ACCIDENT and emergency staff in Glasgow are still distraught after a close colleague lost her fiance in the Clutha tragedy.

As medics across the city's casualty departments were dealing with one of Scotland's biggest ever trauma incidents, it emerged one of their own had been directly affected.

Dr Lucy Thomas, 42, an A&E doctor at the Royal Alexandra Hospital in Paisley, was the fiancee of helicopter pilot David Traill, who died in the tragedy.

Dr Thomas also works for the Emergency Medical

Retrieval Service (EMRS), a team which would have been helping stabilise casualties at the scene of the crash, athough she is not thought to have been working that evening.

For ambulance staff, who worked alongside both the pilot and his fiancee, the events of that night are still raw.

An NHS source said: "A&E is a very small world, everyone knows each other and it's the same with the ambulance service. It is all still very raw for staff, they are still traumatised.

"To this day, they are not able to talk about it, they are still hurting.

"Not only did they know Lucy but they also knew David. Some of them were very good friends.

"When it's one of your own, it's a lot more poignant."

Grant Archibald, Chief Operating Officer of NHS Greater Glasgow and Clyde, told how staff went above and beyond the call of duty that night to help those who were injured.

He said: "One of the remarkable and very Glasgow things was that lots of staff came to the hospitals and volunteered to help us.

"It was a tragedy but it brought out the best in all the emergency services.

"Remember, it was a Friday night, people would have been busy and out and about, yet many came back in. That impressed on me that whole 'team working' ethos that you get in the emergency services."

Grant was called at home and made his way to the Victoria Infirmary, while other staff went to the

Royal, the Southern and the Western Infimary.

Other casualties, not connected with the incident, were diverted to the Royal Alexandra Hospital in Paisley.

Grant said: "We have

developed major incident plans, which one always hopes never have to be put into place, but when events such as this occur, those plans go into action and work well in a co-ordinated way with the other services.

"That absolutely was

the case on that night, in tragic and remarkable circumstances.

"There were a series of responses.

"The first thing is that a medical and nursing team were sent to the site itself, as an outreach from the hospitals.

"Then, the rest of the hospitals put in major incident procedures. We knew the types of injuries we would be seeing.
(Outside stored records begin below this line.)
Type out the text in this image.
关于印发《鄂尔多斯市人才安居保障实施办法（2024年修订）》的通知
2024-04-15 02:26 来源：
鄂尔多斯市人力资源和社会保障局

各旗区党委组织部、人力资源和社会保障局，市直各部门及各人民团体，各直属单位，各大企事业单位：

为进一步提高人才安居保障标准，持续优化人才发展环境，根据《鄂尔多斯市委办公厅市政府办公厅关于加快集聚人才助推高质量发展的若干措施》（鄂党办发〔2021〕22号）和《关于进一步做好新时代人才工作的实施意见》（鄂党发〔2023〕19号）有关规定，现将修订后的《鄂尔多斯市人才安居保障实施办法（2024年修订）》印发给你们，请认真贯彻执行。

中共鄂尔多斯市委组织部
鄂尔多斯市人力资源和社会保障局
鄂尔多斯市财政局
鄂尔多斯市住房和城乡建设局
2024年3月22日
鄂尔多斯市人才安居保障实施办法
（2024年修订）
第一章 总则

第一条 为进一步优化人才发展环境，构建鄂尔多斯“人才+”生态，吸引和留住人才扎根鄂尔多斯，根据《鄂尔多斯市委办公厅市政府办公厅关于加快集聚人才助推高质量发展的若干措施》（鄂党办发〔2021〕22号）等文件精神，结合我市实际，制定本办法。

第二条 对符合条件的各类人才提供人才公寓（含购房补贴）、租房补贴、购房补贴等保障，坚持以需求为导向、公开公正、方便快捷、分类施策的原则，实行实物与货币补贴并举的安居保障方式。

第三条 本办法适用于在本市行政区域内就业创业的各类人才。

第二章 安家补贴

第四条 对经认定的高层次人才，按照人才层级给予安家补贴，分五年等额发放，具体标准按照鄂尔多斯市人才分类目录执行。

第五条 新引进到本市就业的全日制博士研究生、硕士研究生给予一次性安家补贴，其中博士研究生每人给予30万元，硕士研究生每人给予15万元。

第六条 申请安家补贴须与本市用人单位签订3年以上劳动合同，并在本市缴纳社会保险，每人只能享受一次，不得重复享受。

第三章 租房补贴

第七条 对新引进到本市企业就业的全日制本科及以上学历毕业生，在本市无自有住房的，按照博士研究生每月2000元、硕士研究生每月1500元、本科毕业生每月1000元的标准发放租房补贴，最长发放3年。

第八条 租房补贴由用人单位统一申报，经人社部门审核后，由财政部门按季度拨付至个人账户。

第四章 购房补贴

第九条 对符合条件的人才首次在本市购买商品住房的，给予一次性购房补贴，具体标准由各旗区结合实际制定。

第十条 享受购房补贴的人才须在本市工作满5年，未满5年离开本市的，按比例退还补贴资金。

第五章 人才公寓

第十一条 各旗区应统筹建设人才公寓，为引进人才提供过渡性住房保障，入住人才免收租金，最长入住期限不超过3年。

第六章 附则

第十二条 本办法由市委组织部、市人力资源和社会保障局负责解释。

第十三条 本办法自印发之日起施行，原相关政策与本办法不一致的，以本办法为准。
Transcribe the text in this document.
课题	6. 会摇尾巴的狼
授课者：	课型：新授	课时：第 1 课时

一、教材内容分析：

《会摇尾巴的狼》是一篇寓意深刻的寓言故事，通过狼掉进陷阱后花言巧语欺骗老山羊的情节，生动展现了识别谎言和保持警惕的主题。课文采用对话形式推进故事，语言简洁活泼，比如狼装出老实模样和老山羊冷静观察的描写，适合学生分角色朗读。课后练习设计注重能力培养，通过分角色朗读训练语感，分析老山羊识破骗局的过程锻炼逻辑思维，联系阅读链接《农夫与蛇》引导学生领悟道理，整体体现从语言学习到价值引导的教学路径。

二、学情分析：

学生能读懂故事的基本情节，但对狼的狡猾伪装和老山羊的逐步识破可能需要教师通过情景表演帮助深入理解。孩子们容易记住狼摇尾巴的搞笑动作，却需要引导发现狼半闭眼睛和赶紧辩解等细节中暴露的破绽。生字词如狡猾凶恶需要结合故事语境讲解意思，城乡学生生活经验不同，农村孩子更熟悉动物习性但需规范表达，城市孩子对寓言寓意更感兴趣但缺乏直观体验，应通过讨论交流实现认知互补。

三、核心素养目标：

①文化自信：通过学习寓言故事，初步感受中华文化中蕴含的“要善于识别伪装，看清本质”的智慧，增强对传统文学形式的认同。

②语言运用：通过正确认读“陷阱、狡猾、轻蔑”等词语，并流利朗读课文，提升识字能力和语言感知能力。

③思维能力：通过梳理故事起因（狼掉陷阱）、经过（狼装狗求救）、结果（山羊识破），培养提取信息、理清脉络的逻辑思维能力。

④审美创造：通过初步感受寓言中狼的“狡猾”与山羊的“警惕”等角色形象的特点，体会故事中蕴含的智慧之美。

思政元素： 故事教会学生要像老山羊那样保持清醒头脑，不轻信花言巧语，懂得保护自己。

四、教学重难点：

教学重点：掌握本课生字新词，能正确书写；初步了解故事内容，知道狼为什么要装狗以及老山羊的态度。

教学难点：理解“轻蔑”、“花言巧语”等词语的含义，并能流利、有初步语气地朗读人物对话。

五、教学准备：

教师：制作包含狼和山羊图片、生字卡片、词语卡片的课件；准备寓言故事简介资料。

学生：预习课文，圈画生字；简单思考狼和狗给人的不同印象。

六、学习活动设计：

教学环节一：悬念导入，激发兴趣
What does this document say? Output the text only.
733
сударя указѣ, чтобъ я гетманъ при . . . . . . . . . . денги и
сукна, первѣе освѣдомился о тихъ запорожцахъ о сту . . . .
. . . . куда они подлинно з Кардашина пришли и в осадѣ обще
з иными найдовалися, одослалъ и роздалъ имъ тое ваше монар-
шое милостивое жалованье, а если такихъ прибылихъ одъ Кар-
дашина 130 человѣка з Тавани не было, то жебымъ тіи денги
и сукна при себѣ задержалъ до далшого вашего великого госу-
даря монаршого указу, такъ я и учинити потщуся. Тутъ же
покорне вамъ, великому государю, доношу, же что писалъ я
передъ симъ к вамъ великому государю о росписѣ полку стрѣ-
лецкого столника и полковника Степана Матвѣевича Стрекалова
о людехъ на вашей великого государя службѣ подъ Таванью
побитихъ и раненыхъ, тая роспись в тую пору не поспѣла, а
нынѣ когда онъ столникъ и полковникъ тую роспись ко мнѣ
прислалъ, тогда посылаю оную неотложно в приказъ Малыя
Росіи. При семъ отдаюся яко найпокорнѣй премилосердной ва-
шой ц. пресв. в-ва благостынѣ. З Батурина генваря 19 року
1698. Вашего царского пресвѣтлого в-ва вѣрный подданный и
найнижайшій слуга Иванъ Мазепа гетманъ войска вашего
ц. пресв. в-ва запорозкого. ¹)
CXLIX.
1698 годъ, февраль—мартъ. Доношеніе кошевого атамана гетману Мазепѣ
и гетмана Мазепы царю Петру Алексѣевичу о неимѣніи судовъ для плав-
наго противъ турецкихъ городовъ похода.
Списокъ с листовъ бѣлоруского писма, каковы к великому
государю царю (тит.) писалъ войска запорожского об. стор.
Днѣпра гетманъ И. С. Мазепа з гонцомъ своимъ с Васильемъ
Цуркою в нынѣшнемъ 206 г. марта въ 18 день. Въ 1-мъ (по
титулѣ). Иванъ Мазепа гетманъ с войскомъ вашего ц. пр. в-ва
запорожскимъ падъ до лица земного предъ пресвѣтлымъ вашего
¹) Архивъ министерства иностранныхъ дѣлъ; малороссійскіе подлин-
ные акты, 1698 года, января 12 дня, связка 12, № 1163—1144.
"I've had experience of that, I worked at the time of the Bellgrove train crash, when two commuter trains crashed, killing the driver and one passenger and

injuring others.

"The Royal Infirmary was identified as the first receiving site, then the

Victoria and the Western.

"Through the night,

patients were triaged and assessed at the site of the Clutha and directed by

ambulance services.

"There, people are highly trained professionals who manage patients in a very focussed and caring way and that's what I saw at the Victoria and the Western and the Royal.

"There were patients who were in hospital for a considerable time.

"I was impressed, given that this was such a remarkable incident, by the level of co-ordination between the ambulance staff, the fire services and ourselves.

"Clearly our thoughts are still with the family and friends of people who died and those who were badly injured."

HOW do survivors, witnesses and the bereaved cope in the aftermath of a traumatic event like the Clutha?

Even the emergency services would have been unprepared for what they saw, according to Paddy O'Donnell, Professor of Psychology University of Glasgow

He said: "In the Lockerbie disaster, the police and ambulance staff hadn't before seen the results of people falling 30,000ft from the sky.

"The Clutha is a minor replica of that.

"Occasionally things happen so quickly you don't have time to take in what has happened.

"It's the intense emotional experience that leads to the long-term effects, which can result in post traumatic stress disorder (PTSD).

"Even if you don't get PTSD, the consequences of the event may gradually sink in and you are more likely to suffer a depressive episode, when you realise what's happened.

"Anniversaries have major effects on people, they can trigger memories of the accident connected to what you were doing at the time, noises and smells associated with it. Smells are very evocative.

"The emergency services would also be affected.

"The thing that seems to work for bereavement is normalisation - 'it has happened but I'm not going to think about it all day'.

"It's called 'directed forgetting'.

"Sudden loss is difficult to cope with. If you have a death coming up, you made anticipatory adjustments.

"Some people think about this as a life narrative. If you know a loved one is going to die you have got time to re-think the narrative.

"A sudden death breaks you off and you have to adjust the narrative.

"Most people suffer anxiety, which can die down within a few weeks but for others it seems to last much longer.

"Once it has lasted for eight to ten months, it's very difficult to shift. There are treatments that are useful, such as Cognitive Behavioural Therapy.

"Trauma focussed Cognitive Behaviour Therapy (CBT) uses the process of 'reliving' and 're-experiencing' the events and associated emotions of the traumatic incident in detail.

"This 'reliving' allows the person to gradually desensitise to the trauma

and learn to relocate it in the past

rather that living through it repeatedly as a live event."